Ce dernier a suivi une formation d’historien à l'université et est diplômé d’un doctorat d’histoire. Il a d’abord été professeur d’histoire au collège de Châtillon puis en lycée technique. Il a aussi été inspecteur de l’Education nationale et a terminé sa carrière comme professeur des universités à Amiens.
Désormais, il met ses connaissances au profit du public en animant des conférences à Châtillon et aux alentour.
“J’ai toujours aimé l’histoire depuis que je suis enfant”, explique-t-il.
Son implication dans “Castellio” permet d’apporter les qualifications du métier d’historien et de les partager. Son intérêt : produire et partager un savoir grâce à des revues, des livres, des conférences. Il a travaillé en duo et en trio avec Christophe Joneau et Raymond Velleret, membres de l’Association, à la réalisation de nombreux livres. “Un fleuve, deux canaux” : le dernier en date.
A travers tout cela, il souhaite, comme il le dit : “Faire de la bonne vulgarisation”. C’est-à-dire réussir à rendre facilement accessibles des faits qui sont scientifiquement construits”.

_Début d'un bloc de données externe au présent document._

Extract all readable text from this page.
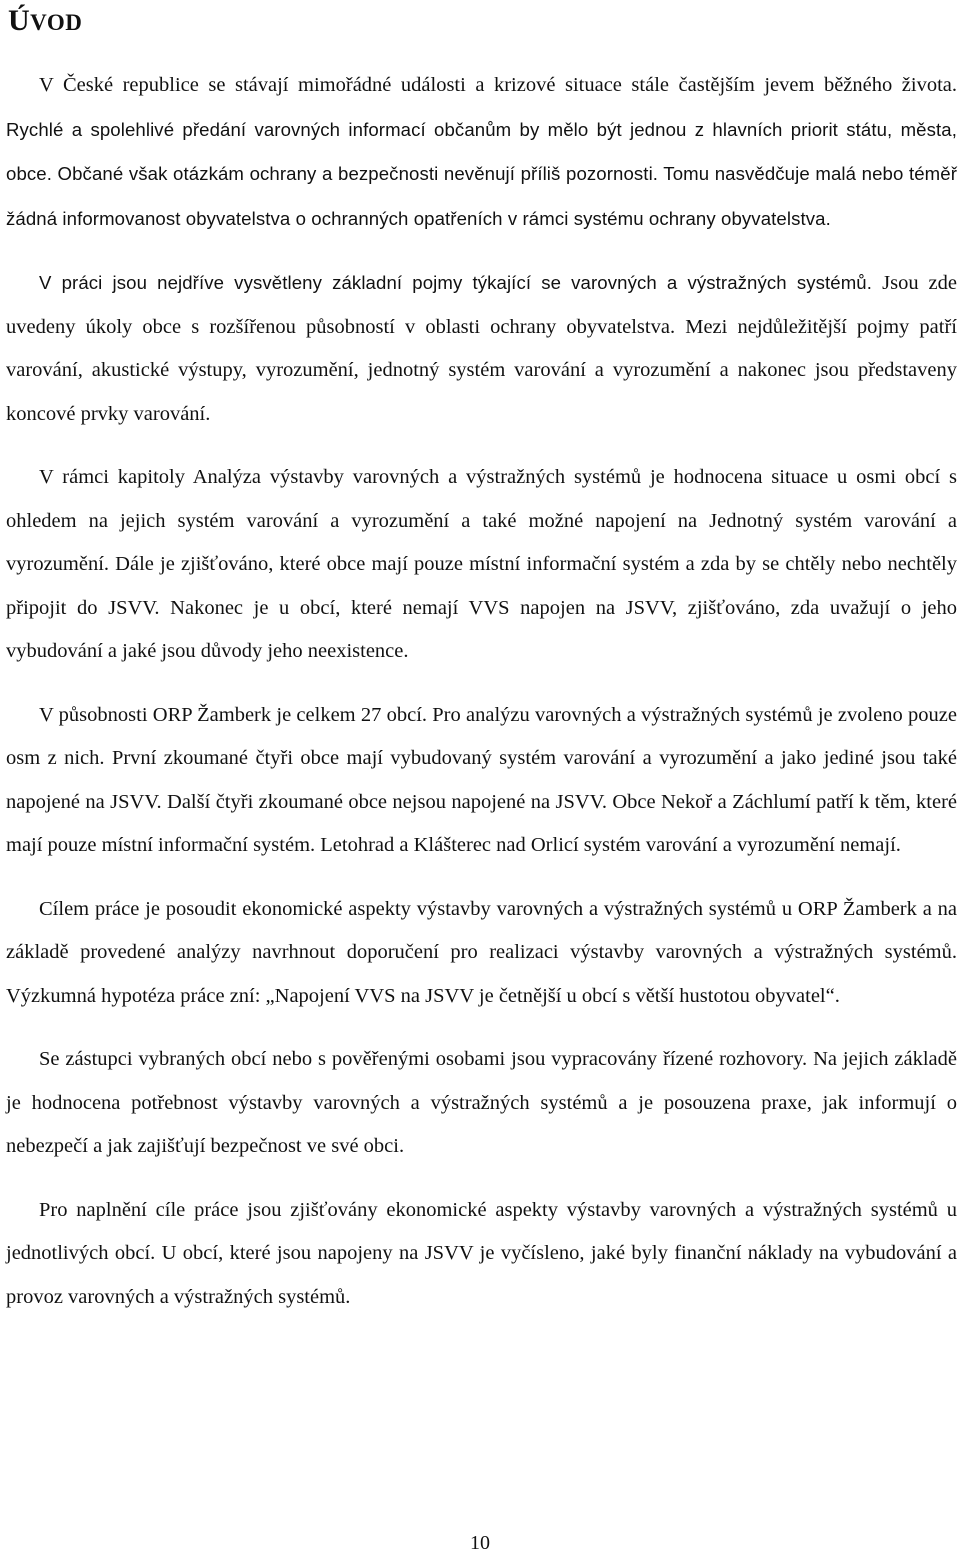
ÚVOD

V České republice se stávají mimořádné události a krizové situace stále častějším jevem běžného života. Rychlé a spolehlivé předání varovných informací občanům by mělo být jednou z hlavních priorit státu, města, obce. Občané však otázkám ochrany a bezpečnosti nevěnují příliš pozornosti. Tomu nasvědčuje malá nebo téměř žádná informovanost obyvatelstva o ochranných opatřeních v rámci systému ochrany obyvatelstva.

V práci jsou nejdříve vysvětleny základní pojmy týkající se varovných a výstražných systémů. Jsou zde uvedeny úkoly obce s rozšířenou působností v oblasti ochrany obyvatelstva. Mezi nejdůležitější pojmy patří varování, akustické výstupy, vyrozumění, jednotný systém varování a vyrozumění a nakonec jsou představeny koncové prvky varování.

V rámci kapitoly Analýza výstavby varovných a výstražných systémů je hodnocena situace u osmi obcí s ohledem na jejich systém varování a vyrozumění a také možné napojení na Jednotný systém varování a vyrozumění. Dále je zjišťováno, které obce mají pouze místní informační systém a zda by se chtěly nebo nechtěly připojit do JSVV. Nakonec je u obcí, které nemají VVS napojen na JSVV, zjišťováno, zda uvažují o jeho vybudování a jaké jsou důvody jeho neexistence.

V působnosti ORP Žamberk je celkem 27 obcí. Pro analýzu varovných a výstražných systémů je zvoleno pouze osm z nich. První zkoumané čtyři obce mají vybudovaný systém varování a vyrozumění a jako jediné jsou také napojené na JSVV. Další čtyři zkoumané obce nejsou napojené na JSVV. Obce Nekoř a Záchlumí patří k těm, které mají pouze místní informační systém. Letohrad a Klášterec nad Orlicí systém varování a vyrozumění nemají.

Cílem práce je posoudit ekonomické aspekty výstavby varovných a výstražných systémů u ORP Žamberk a na základě provedené analýzy navrhnout doporučení pro realizaci výstavby varovných a výstražných systémů. Výzkumná hypotéza práce zní: „Napojení VVS na JSVV je četnější u obcí s větší hustotou obyvatel“.

Se zástupci vybraných obcí nebo s pověřenými osobami jsou vypracovány řízené rozhovory. Na jejich základě je hodnocena potřebnost výstavby varovných a výstražných systémů a je posouzena praxe, jak informují o nebezpečí a jak zajišťují bezpečnost ve své obci.

Pro naplnění cíle práce jsou zjišťovány ekonomické aspekty výstavby varovných a výstražných systémů u jednotlivých obcí. U obcí, které jsou napojeny na JSVV je vyčísleno, jaké byly finanční náklady na vybudování a provoz varovných a výstražných systémů.

10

Il s’adapte au public et met son métier au service de l’histoire locale. Avant de vous présenter une conférence, il effectue des recherches importantes auprès des archives départementales et nationales, par exemple.
C’est justement ce qu’il a fait pour sa dernière conférence. Celle-ci mettait en lumière les ponts à Châtillon.
Il a donc commencé sa conférence en expliquant que rien ne prédestinait Châtillon à avoir un pont. Et pourtant...
Grâce à un maire visionnaire, François Champault, à la situation géographique de la Ville par rapport à de grands axes, à la politique de l’Etat qui encourageait à créer des ponts suspendus et à une volonté de l’ingénieur de l’époque, Marie-Noël Lejeune, en charge de la réalisation du vieux canal, la construction du pont a commencé en 1835.
Construit par l’entreprise des frères Seguin, des pointures dans le domaine qui avait déjà à leur actif la construction de 40 ponts suspendus, Châtillon a vu son pont terminé en 1841.
Le jour de l’inauguration, la population a manifesté pour que l’ouvrage porte le nom de l’ingénieur. Notre pont actuel est donc toujours le pont “Marie-Noël Lejeune”.
En 1846, ce pont a été entièrement détruit par la crue de la Loire, il a été reconstruit puis de nouveau emporté par la crue en 1856. En 1870, il a été détruit pendant la guerre et reconstruit en 1872. Cette fois-ci, il reste en place pendant 59 ans et subi des travaux de réhabilitation en 1931. Il est alors élargi et le béton vient alors remplacer le bois qui le composait jusqu’à lors.
Il est de nouveau détruit par la guerre le 17 juin 1940. Des passerelles sont alors construites à cinq reprises toutes emportées par la Loire. En 1944, une passerelle provisoire prend place jusqu’en 1951.
C’est à cette date qu’un nouveau pont sera construit par l’entreprise Baudin Châteauneuf, actuellement en charge des travaux de réhabilitation.
Cette dernière construction est celle que l’on connaît aujourd’hui.
Sa conférence a été étayée par de nombreuses photographies, images mais aussi par des tableaux et, pour finir sur une note d’humour, par les montages réalisés par Alain Breuzé, correspondant pour le “Journal de Gien”.

Guy Brucy prépare déjà sa prochaine conférence dans le cadre de l’exposition “Drapeaux et bannières” qui aura lieu du 22 février au 21 mars à l’Espace culturel.